33 dniowe rekolekcje – dzień 12
RADY EWANGELICZNE – UBÓSTWO
Przyjrzyjmy się tematowi rad ewangelicznych w życiu Maryi. Ktoś może zapytać, dlaczego to jest ważne, bo przecież to jest temat dla braci i sióstr zakonnych. Ale Katechizm Kościoła katolickiego stwierdza, że „rady ewangeliczne proponowane są wszystkim uczniom Chrystusa”. Więc ja, ksiądz diecezjalny, będę mówił o radach ewangelicznych.
Ubóstwo. Stary Testament mówi o ubogich Jahwe, anawim. Była to grupa wdów i sierot świadomych, że są skazani na śmierć, bo nie mają żadnych środków utrzymania. Wiedzieli, że są zależni tylko od Boga. I ta grupa w oczach Bożych była uprzywilejowana. Bóg w szczególny sposób o nich się troszczył, dlatego że oni cali byli wpatrzeni w Niego, ich życie przekonywało o tym, że są we wszystkim zupełnie od Niego zależni, że nie mogą liczyć na ludzi, tylko na Boga. Bóg na tę ich wiarę odpowiadał. I taka jest też Maryja. Ona jest cała wpatrzona w Boga, Ona cała jest u Boga, cała jest anawim. W życiu duchowym wpatrzenie jest też związane z władzą. W kogo jestem wpatrzony, temu oddaje władzę nad sobą. Maryja cały czas była wpatrzona w Boga, więc On panował w Jej życiu nad wszystkim.

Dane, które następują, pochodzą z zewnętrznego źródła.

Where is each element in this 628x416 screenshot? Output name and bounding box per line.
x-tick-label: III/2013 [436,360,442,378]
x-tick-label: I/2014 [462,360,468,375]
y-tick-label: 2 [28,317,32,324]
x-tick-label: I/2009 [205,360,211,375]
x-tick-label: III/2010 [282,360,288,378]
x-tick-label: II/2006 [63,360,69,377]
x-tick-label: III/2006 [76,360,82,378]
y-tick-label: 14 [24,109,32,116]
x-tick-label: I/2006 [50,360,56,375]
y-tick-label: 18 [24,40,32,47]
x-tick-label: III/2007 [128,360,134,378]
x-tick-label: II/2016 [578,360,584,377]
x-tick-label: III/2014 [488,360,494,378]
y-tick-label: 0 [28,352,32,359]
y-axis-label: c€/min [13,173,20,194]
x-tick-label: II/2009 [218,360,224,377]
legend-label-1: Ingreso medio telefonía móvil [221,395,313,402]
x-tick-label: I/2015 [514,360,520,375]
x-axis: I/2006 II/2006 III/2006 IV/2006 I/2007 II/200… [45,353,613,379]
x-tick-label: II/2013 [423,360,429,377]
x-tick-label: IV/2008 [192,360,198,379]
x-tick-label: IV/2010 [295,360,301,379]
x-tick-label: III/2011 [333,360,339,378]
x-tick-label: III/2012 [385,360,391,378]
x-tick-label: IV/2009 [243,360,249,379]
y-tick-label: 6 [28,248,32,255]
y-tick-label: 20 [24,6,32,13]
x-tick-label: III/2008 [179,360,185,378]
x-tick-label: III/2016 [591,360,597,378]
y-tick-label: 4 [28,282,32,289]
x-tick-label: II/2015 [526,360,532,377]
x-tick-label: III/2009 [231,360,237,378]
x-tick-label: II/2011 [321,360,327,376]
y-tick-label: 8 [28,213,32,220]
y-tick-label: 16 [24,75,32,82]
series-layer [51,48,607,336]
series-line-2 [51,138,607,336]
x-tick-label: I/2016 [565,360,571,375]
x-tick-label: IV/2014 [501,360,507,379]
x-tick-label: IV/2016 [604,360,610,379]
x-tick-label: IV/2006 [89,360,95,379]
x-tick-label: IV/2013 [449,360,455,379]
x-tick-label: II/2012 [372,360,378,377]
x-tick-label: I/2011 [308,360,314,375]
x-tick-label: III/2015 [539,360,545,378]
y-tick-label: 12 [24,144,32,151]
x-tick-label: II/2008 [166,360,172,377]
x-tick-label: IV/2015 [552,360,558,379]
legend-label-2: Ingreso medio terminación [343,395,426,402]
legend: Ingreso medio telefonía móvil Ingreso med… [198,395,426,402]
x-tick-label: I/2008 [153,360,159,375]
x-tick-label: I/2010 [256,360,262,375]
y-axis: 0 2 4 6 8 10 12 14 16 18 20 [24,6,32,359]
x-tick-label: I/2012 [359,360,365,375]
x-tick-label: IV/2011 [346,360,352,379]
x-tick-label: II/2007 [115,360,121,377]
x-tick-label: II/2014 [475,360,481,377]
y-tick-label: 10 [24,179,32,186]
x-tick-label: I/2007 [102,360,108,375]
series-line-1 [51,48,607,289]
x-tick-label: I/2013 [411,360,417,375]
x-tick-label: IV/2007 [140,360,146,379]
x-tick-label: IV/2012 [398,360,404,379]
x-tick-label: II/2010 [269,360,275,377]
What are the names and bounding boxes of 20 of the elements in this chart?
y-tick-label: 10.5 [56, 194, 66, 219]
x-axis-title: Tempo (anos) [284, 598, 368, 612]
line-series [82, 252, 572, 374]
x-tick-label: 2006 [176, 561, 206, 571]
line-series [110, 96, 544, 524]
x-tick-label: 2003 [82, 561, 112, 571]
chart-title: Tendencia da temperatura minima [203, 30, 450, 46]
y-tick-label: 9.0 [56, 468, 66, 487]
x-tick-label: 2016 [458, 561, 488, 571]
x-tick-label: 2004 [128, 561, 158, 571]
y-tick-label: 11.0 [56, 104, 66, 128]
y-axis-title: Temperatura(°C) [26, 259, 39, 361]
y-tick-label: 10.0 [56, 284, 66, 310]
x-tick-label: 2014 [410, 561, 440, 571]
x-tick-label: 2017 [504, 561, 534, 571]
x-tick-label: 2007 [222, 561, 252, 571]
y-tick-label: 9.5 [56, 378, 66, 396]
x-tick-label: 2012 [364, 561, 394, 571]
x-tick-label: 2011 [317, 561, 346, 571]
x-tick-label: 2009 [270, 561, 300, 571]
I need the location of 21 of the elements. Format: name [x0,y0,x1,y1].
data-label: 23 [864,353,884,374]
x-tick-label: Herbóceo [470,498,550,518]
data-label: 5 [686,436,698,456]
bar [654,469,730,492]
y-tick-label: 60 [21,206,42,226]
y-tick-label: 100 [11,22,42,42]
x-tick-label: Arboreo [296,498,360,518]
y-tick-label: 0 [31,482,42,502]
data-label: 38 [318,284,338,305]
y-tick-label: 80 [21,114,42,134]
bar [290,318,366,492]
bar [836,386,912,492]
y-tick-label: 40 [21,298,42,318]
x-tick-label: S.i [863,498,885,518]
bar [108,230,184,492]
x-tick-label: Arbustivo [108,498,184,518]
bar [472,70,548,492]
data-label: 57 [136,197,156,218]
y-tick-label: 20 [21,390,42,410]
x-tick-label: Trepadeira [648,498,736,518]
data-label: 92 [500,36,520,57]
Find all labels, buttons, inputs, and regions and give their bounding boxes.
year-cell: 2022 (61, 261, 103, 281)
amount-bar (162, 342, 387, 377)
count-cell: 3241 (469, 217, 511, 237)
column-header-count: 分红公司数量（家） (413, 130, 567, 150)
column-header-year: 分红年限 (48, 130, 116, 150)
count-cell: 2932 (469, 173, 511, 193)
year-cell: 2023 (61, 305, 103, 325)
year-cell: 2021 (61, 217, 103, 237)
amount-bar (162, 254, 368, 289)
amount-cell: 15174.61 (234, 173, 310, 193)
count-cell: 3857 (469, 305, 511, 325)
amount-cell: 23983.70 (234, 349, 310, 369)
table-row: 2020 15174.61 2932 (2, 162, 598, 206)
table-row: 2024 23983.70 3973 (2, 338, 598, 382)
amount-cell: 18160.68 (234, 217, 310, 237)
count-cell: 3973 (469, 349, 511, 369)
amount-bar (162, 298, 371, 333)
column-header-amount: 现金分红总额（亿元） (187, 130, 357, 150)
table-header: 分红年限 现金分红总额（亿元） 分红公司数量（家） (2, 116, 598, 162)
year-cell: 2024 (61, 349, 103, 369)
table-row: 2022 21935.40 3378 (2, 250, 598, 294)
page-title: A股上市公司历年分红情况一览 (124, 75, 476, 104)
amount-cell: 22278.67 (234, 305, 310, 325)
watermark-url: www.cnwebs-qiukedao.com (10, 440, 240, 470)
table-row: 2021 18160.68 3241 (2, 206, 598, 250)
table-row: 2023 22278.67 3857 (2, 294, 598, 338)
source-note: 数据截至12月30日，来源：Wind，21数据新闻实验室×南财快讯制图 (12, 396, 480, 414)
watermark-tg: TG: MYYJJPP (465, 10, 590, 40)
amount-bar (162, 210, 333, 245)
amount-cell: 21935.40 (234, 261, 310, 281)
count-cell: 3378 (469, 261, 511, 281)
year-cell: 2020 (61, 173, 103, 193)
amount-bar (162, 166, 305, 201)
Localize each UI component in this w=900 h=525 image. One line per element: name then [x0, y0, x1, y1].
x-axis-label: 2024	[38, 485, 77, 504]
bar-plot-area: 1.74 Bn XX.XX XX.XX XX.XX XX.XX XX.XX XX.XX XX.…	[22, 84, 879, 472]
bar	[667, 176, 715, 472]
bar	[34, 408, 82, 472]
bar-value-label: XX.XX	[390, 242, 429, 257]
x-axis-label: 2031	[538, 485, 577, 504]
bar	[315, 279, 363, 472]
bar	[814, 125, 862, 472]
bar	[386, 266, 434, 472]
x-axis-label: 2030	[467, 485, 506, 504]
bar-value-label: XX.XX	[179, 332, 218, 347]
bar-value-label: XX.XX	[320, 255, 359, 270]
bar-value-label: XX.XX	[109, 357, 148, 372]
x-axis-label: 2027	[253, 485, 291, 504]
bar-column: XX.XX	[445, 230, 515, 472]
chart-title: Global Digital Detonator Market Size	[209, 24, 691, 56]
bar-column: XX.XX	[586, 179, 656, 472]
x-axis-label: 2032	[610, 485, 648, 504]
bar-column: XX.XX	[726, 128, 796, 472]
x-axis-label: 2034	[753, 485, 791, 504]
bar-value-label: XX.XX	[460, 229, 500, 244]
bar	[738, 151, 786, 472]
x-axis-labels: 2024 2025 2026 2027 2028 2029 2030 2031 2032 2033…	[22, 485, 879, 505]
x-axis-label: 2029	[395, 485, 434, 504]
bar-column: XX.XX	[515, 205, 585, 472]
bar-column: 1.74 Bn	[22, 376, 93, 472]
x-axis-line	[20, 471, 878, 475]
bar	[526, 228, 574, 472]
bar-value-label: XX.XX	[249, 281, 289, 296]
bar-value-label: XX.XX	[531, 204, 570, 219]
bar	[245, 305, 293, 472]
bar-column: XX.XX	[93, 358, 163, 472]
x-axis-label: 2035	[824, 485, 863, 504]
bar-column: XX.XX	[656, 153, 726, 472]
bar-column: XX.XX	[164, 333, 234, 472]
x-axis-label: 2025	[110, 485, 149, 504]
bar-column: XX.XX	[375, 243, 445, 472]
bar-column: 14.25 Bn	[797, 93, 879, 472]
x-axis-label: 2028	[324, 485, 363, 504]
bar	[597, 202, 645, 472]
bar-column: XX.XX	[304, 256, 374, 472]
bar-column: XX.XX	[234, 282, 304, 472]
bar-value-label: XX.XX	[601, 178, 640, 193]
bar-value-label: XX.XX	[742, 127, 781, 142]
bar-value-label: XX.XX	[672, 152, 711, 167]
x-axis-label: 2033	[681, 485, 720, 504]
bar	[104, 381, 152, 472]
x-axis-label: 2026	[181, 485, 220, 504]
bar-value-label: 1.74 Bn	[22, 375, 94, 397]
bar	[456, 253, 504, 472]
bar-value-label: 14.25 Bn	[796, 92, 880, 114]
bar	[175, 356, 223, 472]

Widzimy to bardzo pięknie, kiedy Jezus przychodzi do uczniów po wodzie, a Piotr prosi: „Panie, jeśli to Ty jesteś, każ mi przyjść do siebie po wodzie!” (Mt 14,28). Jezus mówi: chodź. Piotr wychodzi z łodzi i dopóki patrzy na Jezusa, to idzie po wodzie, ale gdy zaczyna patrzeć na wodę, jak fale kłębią się dookoła, zaczyna tonąć. Temu, na co patrzysz, oddajesz władzę nad sobą. Świat, w którym żyjemy, chce, żebyśmy patrzyli na ten świat, żebyśmy nie patrzyli na Boga, żebyśmy zamartwiali się problemami, naszymi życiowymi burzami, bo wtedy oddajemy im władzę nad sobą. A Jezus mówi: patrz na Mnie. A my bez Maryi nie potrafimy patrzeć na Jezusa. Ona może nas uczyć takiego spojrzenia we wszystkim. Bo sama we wszystkim jest zapatrzona w Boga, we wszystkim jest u Boga. Święty Ludwik mówił, że Maryja jest rajem Boga, że Bóg był w Nią wpatrzony jak w raj i Ona też była wpatrzona w Niego. To jest wzajemność takiego wpatrzenia w siebie, które jest właściwe tylko miłości. Nie ma takiego wzajemnego wpatrzenia w siebie, wpatrzenia totalnego, nigdzie indziej, jak tylko między dwoma osobami, które siebie kochają. To jest po prostu niemożliwe.
Więc ubóstwo to jest odwrócenie oczu od tego świata, to jest odwrócenie oczu od siebie samego, a skierowanie ich na Boga. Świat, w którym żyjemy, może mówić coś innego. Moje uczucia, moje wrażenia, moje zapatrywania, moje wyobrażenia mogą mi mówić zupełnie co innego. Ale ja patrzę na Boga. W życiu Maryi rzeczywiście tak było. Ona przeżywała różne trudne sytuacje, ale we wszystkich była wpatrzona w Boga. Kiedy rodziła Jezusa, dookoła było zimno, w stajence śmierdziało. To były najmniej komfortowe warunki, jakie mogłaby sobie wymarzyć matka, żeby w nich urodzić dziecko. Ale Maryja jest wpatrzona w Jezusa, a nie w powody do narzekania. A w co my jesteśmy wpatrzeni?
Przeżyj dzisiejszy dzień z takim nastawieniem, jakbyście istnieli tylko Bóg i ty. Oczywiście nie chodzi o to, żeby zaniedbywać swoje obowiązki. Chodzi o to, żeby w każdej sytuacji, przy każdym problemie czy dylemacie myśleć o Bogu, który nie przemija.